Pues sí. Eso. Aquí, enredando un rato en el ordenador, templeando, lijzgzeando, tumblrando o simplemente twitteando que esto de estar en época de exámenes no es nada entretenido.

Estudio mejor de noche y en casa. Mis amigos de día y en la biblioteca. Esto de ser asocial no va conmigo. Creo que voy a empezar a comunicarme en código morse con el vecino del edificio de enfrente que a las tres de la mañana sigue con la luz encendida. Puede que seamos los dos estudiantes aburridos, buscando cualquier excusa para huir un rato de los apuntes. Como actualizar el blog, por ejemplo.
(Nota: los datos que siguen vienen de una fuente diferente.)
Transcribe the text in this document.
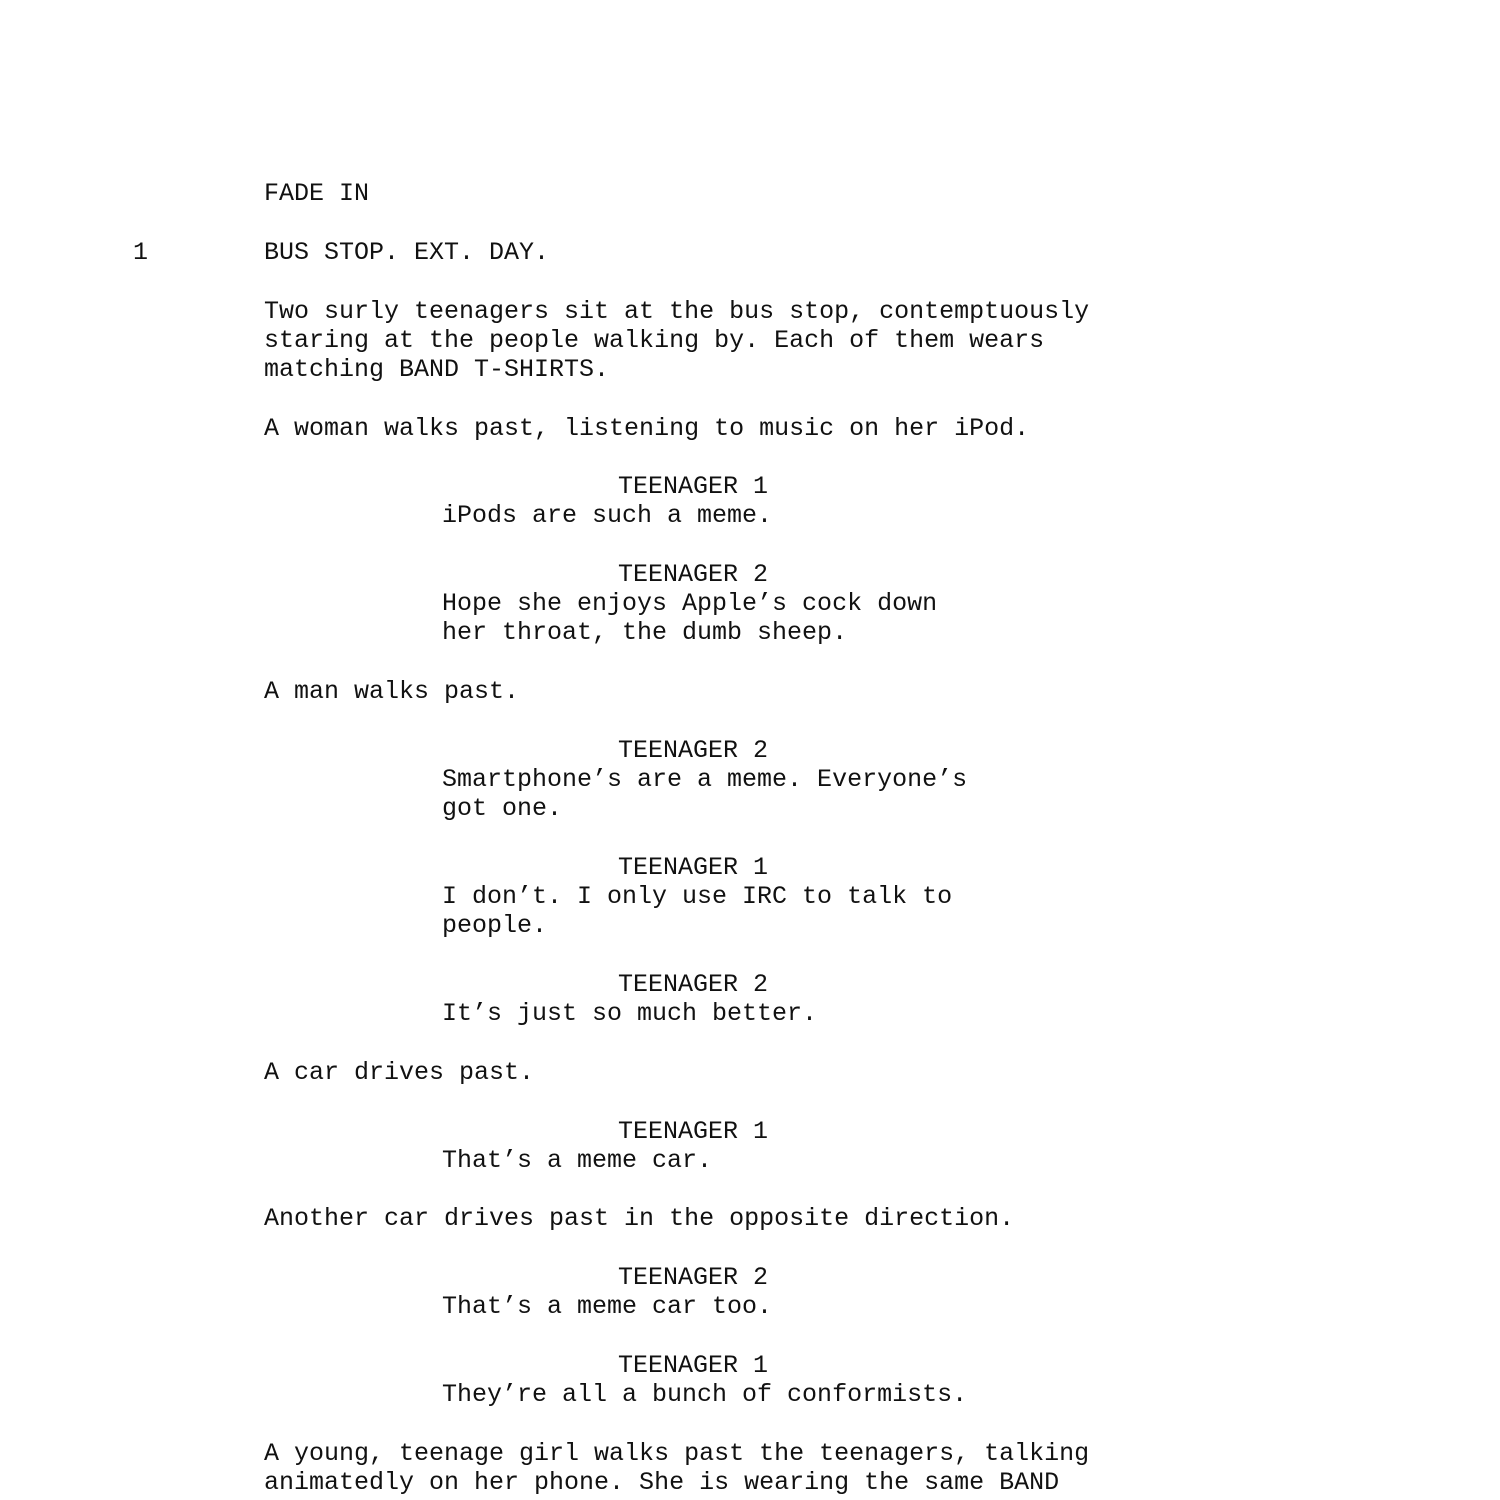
FADE IN

1	BUS STOP. EXT. DAY.

Two surly teenagers sit at the bus stop, contemptuously

staring at the people walking by. Each of them wears

matching BAND T-SHIRTS.

A woman walks past, listening to music on her iPod.

TEENAGER 1

iPods are such a meme.

TEENAGER 2

Hope she enjoys Apple’s cock down

her throat, the dumb sheep.

A man walks past.

TEENAGER 2

Smartphone’s are a meme. Everyone’s

got one.

TEENAGER 1

I don’t. I only use IRC to talk to

people.

TEENAGER 2

It’s just so much better.

A car drives past.

TEENAGER 1

That’s a meme car.

Another car drives past in the opposite direction.

TEENAGER 2

That’s a meme car too.

TEENAGER 1

They’re all a bunch of conformists.

A young, teenage girl walks past the teenagers, talking

animatedly on her phone. She is wearing the same BAND
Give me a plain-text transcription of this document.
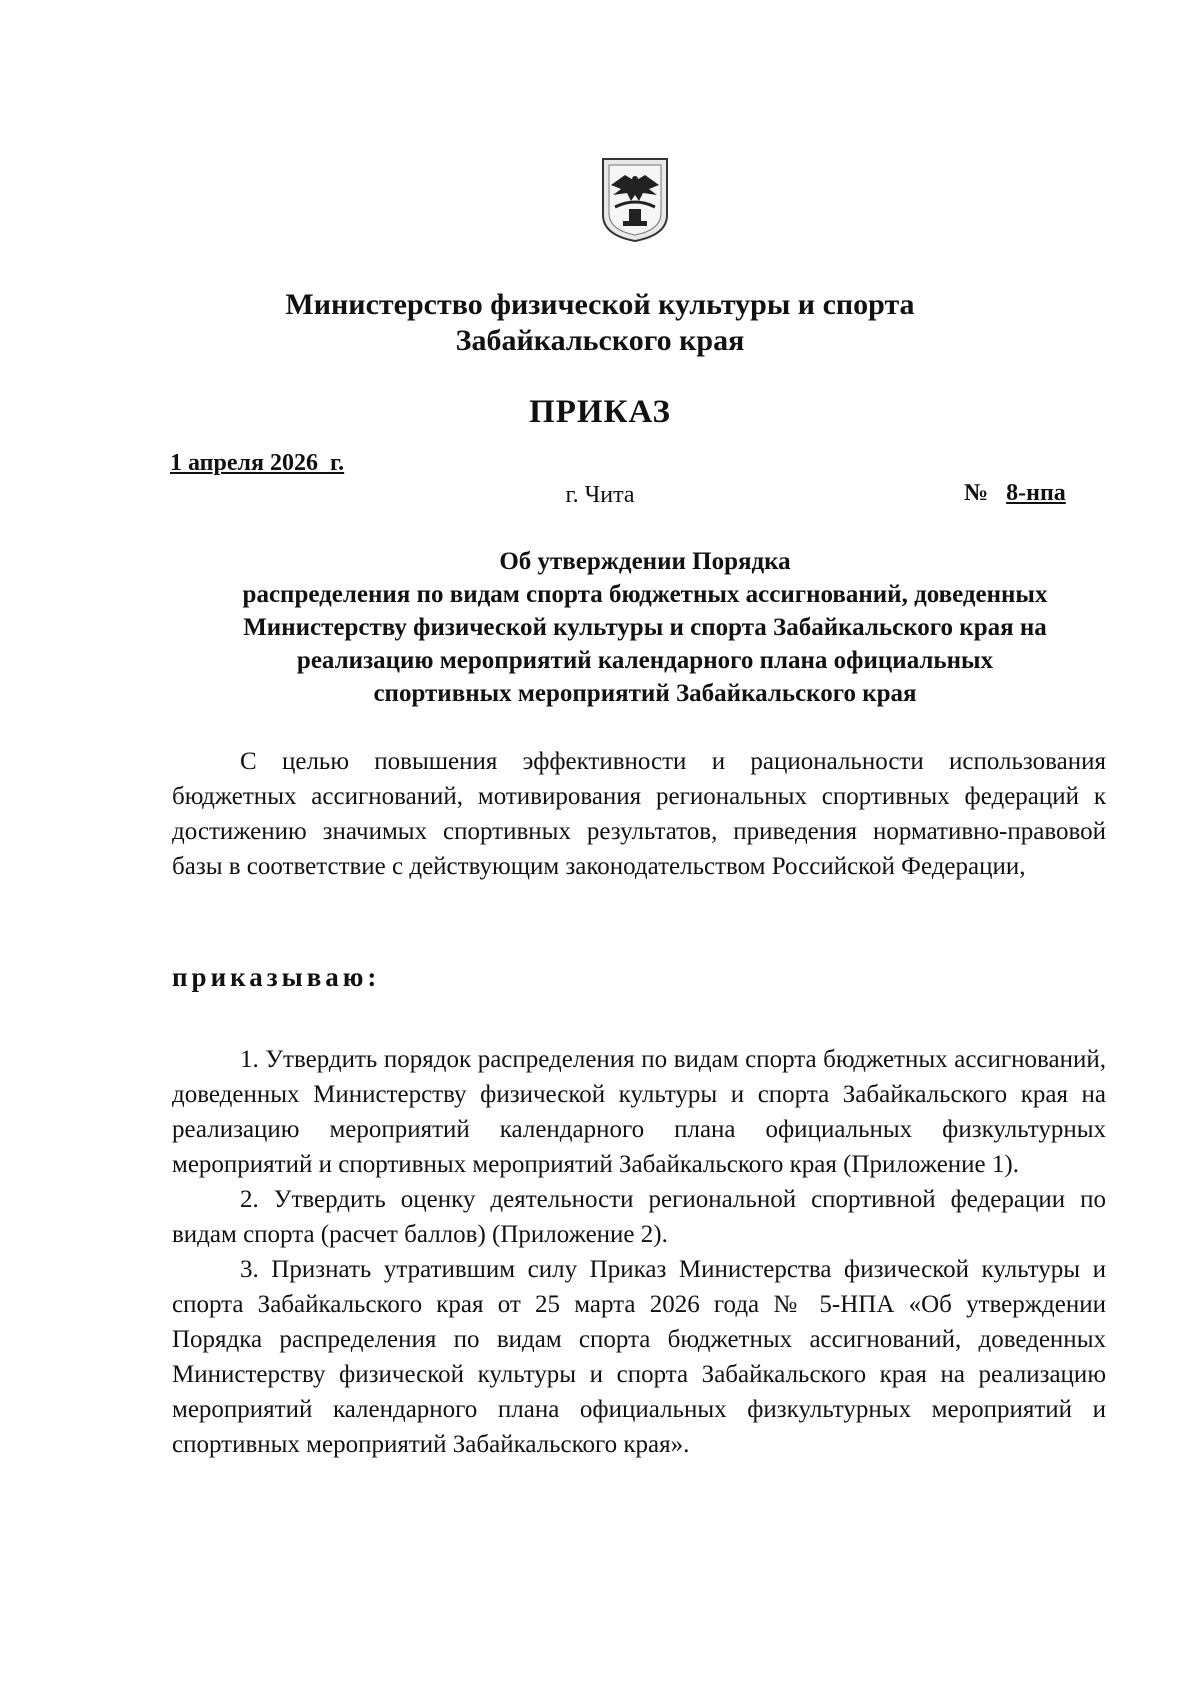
Министерство физической культуры и спорта
Забайкальского края
ПРИКАЗ
1 апреля 2026  г.

№ 8-нпа

г. Чита
Об утверждении Порядка
распределения по видам спорта бюджетных ассигнований, доведенных
Министерству физической культуры и спорта Забайкальского края на
реализацию мероприятий календарного плана официальных
спортивных мероприятий Забайкальского края

С целью повышения эффективности и рациональности использования бюджетных ассигнований, мотивирования региональных спортивных федераций к достижению значимых спортивных результатов, приведения нормативно-правовой базы в соответствие с действующим законодательством Российской Федерации,

приказываю:

1. Утвердить порядок распределения по видам спорта бюджетных ассигнований, доведенных Министерству физической культуры и спорта Забайкальского края на реализацию мероприятий календарного плана официальных физкультурных мероприятий и спортивных мероприятий Забайкальского края (Приложение 1).

2. Утвердить оценку деятельности региональной спортивной федерации по видам спорта (расчет баллов) (Приложение 2).

3. Признать утратившим силу Приказ Министерства физической культуры и спорта Забайкальского края от 25 марта 2026 года № 5-НПА «Об утверждении Порядка распределения по видам спорта бюджетных ассигнований, доведенных Министерству физической культуры и спорта Забайкальского края на реализацию мероприятий календарного плана официальных физкультурных мероприятий и спортивных мероприятий Забайкальского края».
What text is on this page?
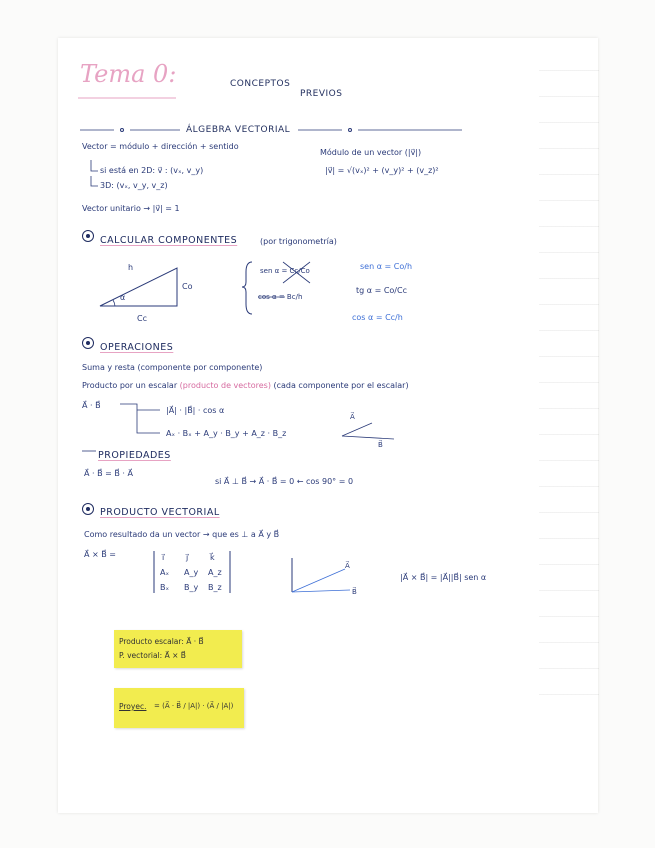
Tema 0:	CONCEPTOS
PREVIOS
ÁLGEBRA VECTORIAL
Vector = módulo + dirección + sentido
si está en 2D: v⃗ : (vₓ, v_y)
3D: (vₓ, v_y, v_z)
Módulo de un vector (|v⃗|)
|v⃗| = √(vₓ)² + (v_y)² + (v_z)²
Vector unitario → |v⃗| = 1
CALCULAR COMPONENTES	(por trigonometría)
h
Co
Cc
α
sen α = Cc/Co
cos α = Bc/h
sen α = Co/h
tg α = Co/Cc
cos α = Cc/h
OPERACIONES
Suma y resta (componente por componente)
Producto por un escalar (producto de vectores) (cada componente por el escalar)
A⃗ · B⃗
|A⃗| · |B⃗| · cos α
Aₓ · Bₓ + A_y · B_y + A_z · B_z
A⃗
B⃗
PROPIEDADES
A⃗ · B⃗ = B⃗ · A⃗
si A⃗ ⊥ B⃗ → A⃗ · B⃗ = 0 ← cos 90° = 0
PRODUCTO VECTORIAL
Como resultado da un vector → que es ⊥ a A⃗ y B⃗
A⃗ × B⃗ =	i⃗	j⃗	k⃗
Aₓ A_y A_z
Bₓ B_y B_z
A⃗
B⃗
|A⃗ × B⃗| = |A⃗||B⃗| sen α
Producto escalar: A⃗ · B⃗
P. vectorial: A⃗ × B⃗
Proyec. = (A⃗ · B⃗ / |A|) · (A⃗ / |A|)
En enero me suelo plantear retos literarios. Beleth se ha planteado varios, como el Continental, el Clásico… Isika ha propuesto el de Harry Potter. Yo creo que me voy a apuntar al reto de Clásicos, combinándolo con un reto de Novela de Terror y otro de La serie Sherlock Holmes de Conan Doyle. Pronto pondré la lista de novelas para ambos. La idea de los retos es leer un libro al mes de esa temática. Un libro al mes de Doyle, un clásico de la literatura (voy a intentar centrarme en clásicos europeos), más otro para el club LIJ de Zgz, más algo de terror (Poe, Stoker, Maupassant, Wilde, Polidori, King, se admiten sugerencias), más lo que haya que leer para El Templo o la Universidad… En fin, sí, leamos, que dicen que es bueno.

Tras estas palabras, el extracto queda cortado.